Field of the Invention
The present invention relates to a phase difference control component comprising a liquid crystal material, which has excellent symmetry with respect to the angle of visibility and is optically compensable, and a process for producing the same, and a liquid crystal display device comprising said phase difference control component.
Background Art
Color liquid crystal displays (hereinafter often referred to as “LCDs”) have features such as thin shape, light weight, low power consumption, and flickerless, and the market of color liquid crystal displays for PCs including notebook computers has been rapidly grown. In recent years, regarding displays for PCs, there is an increasing demand for desktop monitors which are larger in size than notebook computers. Further, LCDs have become utilized in PCs, as well as in TVs for which CRTs have hitherto been mainly utilized.
A small angle of visibility is a problem inherent in LCDs. This problem is caused by light leakage from pixels, which should originally display black, when LCDs are viewed in an oblique direction. Due to this light leakage, the inversion of contrast takes place, and proper display becomes impossible. As a result, the angle of visibility is lowered.
In order to solve the above problem, LCDs with a high angle of visibility using a phase difference film have been proposed. The phase difference film is also used in combination with a linear polarization plate for creating various polarized states. For example, circularly polarized light can generally be constituted by a combination of a linearly polarizing plate with a λ/4 (quarter-wave) phase difference plate.

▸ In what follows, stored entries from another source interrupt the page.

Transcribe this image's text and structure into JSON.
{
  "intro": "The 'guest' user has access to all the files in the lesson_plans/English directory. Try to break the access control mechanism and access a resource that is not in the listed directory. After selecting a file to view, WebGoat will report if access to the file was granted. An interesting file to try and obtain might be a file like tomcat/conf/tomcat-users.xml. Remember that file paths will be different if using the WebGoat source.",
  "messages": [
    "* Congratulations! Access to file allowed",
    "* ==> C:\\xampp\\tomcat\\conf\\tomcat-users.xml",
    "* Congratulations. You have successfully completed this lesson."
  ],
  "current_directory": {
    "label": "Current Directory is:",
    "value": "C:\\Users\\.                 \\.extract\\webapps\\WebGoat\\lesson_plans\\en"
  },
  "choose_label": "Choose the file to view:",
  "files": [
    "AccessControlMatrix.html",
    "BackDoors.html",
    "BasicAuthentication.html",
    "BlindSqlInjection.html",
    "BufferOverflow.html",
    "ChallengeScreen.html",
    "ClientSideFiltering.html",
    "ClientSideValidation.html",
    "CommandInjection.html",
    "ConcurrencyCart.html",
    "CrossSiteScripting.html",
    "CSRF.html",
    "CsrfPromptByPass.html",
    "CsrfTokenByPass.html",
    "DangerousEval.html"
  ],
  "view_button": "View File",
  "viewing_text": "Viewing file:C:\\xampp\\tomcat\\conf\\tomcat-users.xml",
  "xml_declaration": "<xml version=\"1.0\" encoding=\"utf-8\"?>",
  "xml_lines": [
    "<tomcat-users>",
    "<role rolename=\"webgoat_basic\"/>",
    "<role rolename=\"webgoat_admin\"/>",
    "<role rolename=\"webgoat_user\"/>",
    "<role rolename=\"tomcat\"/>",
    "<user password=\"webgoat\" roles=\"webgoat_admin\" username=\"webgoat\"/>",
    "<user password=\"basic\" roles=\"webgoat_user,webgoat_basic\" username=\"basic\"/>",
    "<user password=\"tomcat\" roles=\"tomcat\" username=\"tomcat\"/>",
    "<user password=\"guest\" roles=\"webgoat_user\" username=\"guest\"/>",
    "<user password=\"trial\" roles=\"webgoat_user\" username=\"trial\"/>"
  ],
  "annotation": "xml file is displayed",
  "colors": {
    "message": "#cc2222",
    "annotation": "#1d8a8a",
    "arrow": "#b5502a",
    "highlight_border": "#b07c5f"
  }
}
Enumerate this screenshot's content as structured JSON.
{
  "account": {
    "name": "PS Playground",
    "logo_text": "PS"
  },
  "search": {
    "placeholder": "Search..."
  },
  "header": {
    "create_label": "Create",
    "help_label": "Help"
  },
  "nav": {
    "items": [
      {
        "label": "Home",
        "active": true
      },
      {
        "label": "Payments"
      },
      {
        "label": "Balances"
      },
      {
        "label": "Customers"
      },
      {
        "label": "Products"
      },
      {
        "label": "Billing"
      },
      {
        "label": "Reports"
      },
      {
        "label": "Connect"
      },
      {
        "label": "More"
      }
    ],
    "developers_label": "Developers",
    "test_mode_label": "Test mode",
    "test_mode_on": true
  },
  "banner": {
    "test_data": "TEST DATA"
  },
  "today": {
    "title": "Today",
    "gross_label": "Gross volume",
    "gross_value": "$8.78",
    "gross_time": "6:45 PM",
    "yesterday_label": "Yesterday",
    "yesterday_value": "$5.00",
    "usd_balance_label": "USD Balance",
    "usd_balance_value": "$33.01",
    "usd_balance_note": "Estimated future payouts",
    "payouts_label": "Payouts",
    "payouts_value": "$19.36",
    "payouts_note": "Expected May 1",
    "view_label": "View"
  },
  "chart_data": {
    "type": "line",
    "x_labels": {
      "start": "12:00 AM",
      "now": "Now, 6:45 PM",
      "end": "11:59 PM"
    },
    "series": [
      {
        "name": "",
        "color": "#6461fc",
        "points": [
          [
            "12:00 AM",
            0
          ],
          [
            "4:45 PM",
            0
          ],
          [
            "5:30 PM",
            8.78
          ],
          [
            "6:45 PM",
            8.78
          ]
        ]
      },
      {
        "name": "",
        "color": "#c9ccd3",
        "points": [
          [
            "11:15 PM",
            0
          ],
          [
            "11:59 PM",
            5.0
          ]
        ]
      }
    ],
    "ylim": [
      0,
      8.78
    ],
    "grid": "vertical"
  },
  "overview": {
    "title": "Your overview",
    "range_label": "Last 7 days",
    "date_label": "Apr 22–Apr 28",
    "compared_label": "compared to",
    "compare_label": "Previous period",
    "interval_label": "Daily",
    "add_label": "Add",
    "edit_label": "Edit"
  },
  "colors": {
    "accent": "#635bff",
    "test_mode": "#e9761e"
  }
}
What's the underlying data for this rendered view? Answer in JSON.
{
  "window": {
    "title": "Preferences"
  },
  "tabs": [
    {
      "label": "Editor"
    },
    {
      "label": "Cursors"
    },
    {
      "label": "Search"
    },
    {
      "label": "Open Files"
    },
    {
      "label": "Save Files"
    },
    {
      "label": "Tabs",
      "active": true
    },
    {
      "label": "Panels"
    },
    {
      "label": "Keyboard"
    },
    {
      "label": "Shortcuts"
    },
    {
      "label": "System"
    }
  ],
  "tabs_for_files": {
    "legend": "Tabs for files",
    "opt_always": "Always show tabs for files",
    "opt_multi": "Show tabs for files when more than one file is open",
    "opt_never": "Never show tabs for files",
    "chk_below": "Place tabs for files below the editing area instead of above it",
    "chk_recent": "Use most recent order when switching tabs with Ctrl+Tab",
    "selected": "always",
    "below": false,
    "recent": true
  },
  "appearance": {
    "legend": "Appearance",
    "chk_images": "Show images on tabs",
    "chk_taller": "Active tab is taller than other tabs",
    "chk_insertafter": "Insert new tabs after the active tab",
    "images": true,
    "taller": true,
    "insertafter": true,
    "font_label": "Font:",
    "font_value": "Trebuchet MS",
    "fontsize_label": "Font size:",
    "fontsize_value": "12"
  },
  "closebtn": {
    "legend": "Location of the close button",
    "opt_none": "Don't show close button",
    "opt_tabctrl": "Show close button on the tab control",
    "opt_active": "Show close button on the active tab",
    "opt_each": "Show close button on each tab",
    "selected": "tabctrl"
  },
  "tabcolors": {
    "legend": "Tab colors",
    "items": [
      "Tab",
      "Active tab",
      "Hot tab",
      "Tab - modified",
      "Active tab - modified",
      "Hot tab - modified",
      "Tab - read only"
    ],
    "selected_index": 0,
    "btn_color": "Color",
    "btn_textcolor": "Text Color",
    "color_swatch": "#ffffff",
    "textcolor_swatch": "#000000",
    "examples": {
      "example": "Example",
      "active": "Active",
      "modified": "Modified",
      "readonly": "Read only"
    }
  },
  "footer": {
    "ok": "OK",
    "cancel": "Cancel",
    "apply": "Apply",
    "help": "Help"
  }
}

In these phase difference films, transparent polymeric films such as polycarbonate films subjected to stretching treatment such as monoaxial stretching have hitherto been used. In addition to these films, films formed by aligning and fixing a liquid crystal material having refractive index anisotropy while imparting given regularity can also be used. The phase difference film using a liquid crystal material can constitute, through alignment control of liquid crystal molecules, positive and negative A plates, positive and negative C plates, and a phase difference layer with hybrid alignment in which the aligned state is continuously varied (see, for example, Japanese Patent Laid-Open No. 11-153712 A1).
An aligning film subjected to alignment treatment is necessary for horizontally aligning liquid crystal molecules against a base material in a monoaxial direction. In general, polyimide films subjected to rubbing treatment are generally used as the aligning film. When liquid crystal molecules are aligned in a rubbing direction on the aligning film subjected to rubbing treatment, a pretilt angle (an angle of liquid crystal molecules to the base material) is created so that the end of the liquid crystal molecules are lifted in the rubbing direction relative to the base material. This pretilt angle plays an important role in regulating the liquid crystal molecules so that, upon voltage application, the liquid crystal molecules are lifted unidirectionally. Therefore, the presence of a pretilt angle in the liquid crystal molecules is indispensable, and, at the same time, the pretilt angle should be controlled.
When a fixed liquid crystal material is used as the phase difference control component, however, the presence of a pretilt angle in liquid crystal molecules causes a change in the level of phase difference to become asymmetrical with respect to the vertical direction upon a change in angle of visibility in a direction other than the phase advance axis. In particular, when the angle of visibility is varied in an optical axis direction of liquid crystal molecules, the asymmetry of a change in level of the phase difference is most significant.
Specifically, in the formation of an aligning film by the conventional rubbing method, as shown in FIG. 2, an aligning film 22 is coated on a base material 21 (FIG. 2(a)). The aligning film is rubbed, for example, by a rubbing roller 23 or the like (FIG. 2(b)). Next, a liquid crystal material is coated on the aligning film subjected to rubbing treatment. Molecular liquid crystals 24 make a pretilt angle θ with the direction of rotation of the rubbing roller 23 for alignment (FIG. 2(c)).
For this reason, when the level of phase difference is measured by varying the observation angle in a direction other than the phase advance axis, the level of the phase difference is asymmetrical with respect to 0 (zero) degree (vertical direction). In particular, when the level of phase difference is measured by varying the observation angle in the direction of the slow phase axis, the asymmetry of the level of the phase difference is most significant. For this reason, a liquid crystal display device to which a phase difference control component formed of a liquid crystal material with a pretilt angle θ has been applied, suffers from a problem that, except for a change in observation angle in the phase advance axis, display images are different.
Since the pretilt angle also propagates in the thickness-wise direction of the film, when the phase difference layer comprises a plurality of liquid crystal layers stacked on top of each other, the alignment at the interface of the liquid crystal layers is adversely affected.
For oblique compensation of angle of visibility, the necessary phase difference level should be calculated for design of the phase difference control component. When the level of the symmetry of the angle of visibility is low, a desired phase difference level can be realized only in any one direction and a phase difference control component, which can realize a satisfactorily large angle of visibility, cannot be provided.
In large-size liquid crystal televisions, due to properties of angle of visibility within a display face attributable to the large area, the symmetry of the angle of visibility poses a severe problem.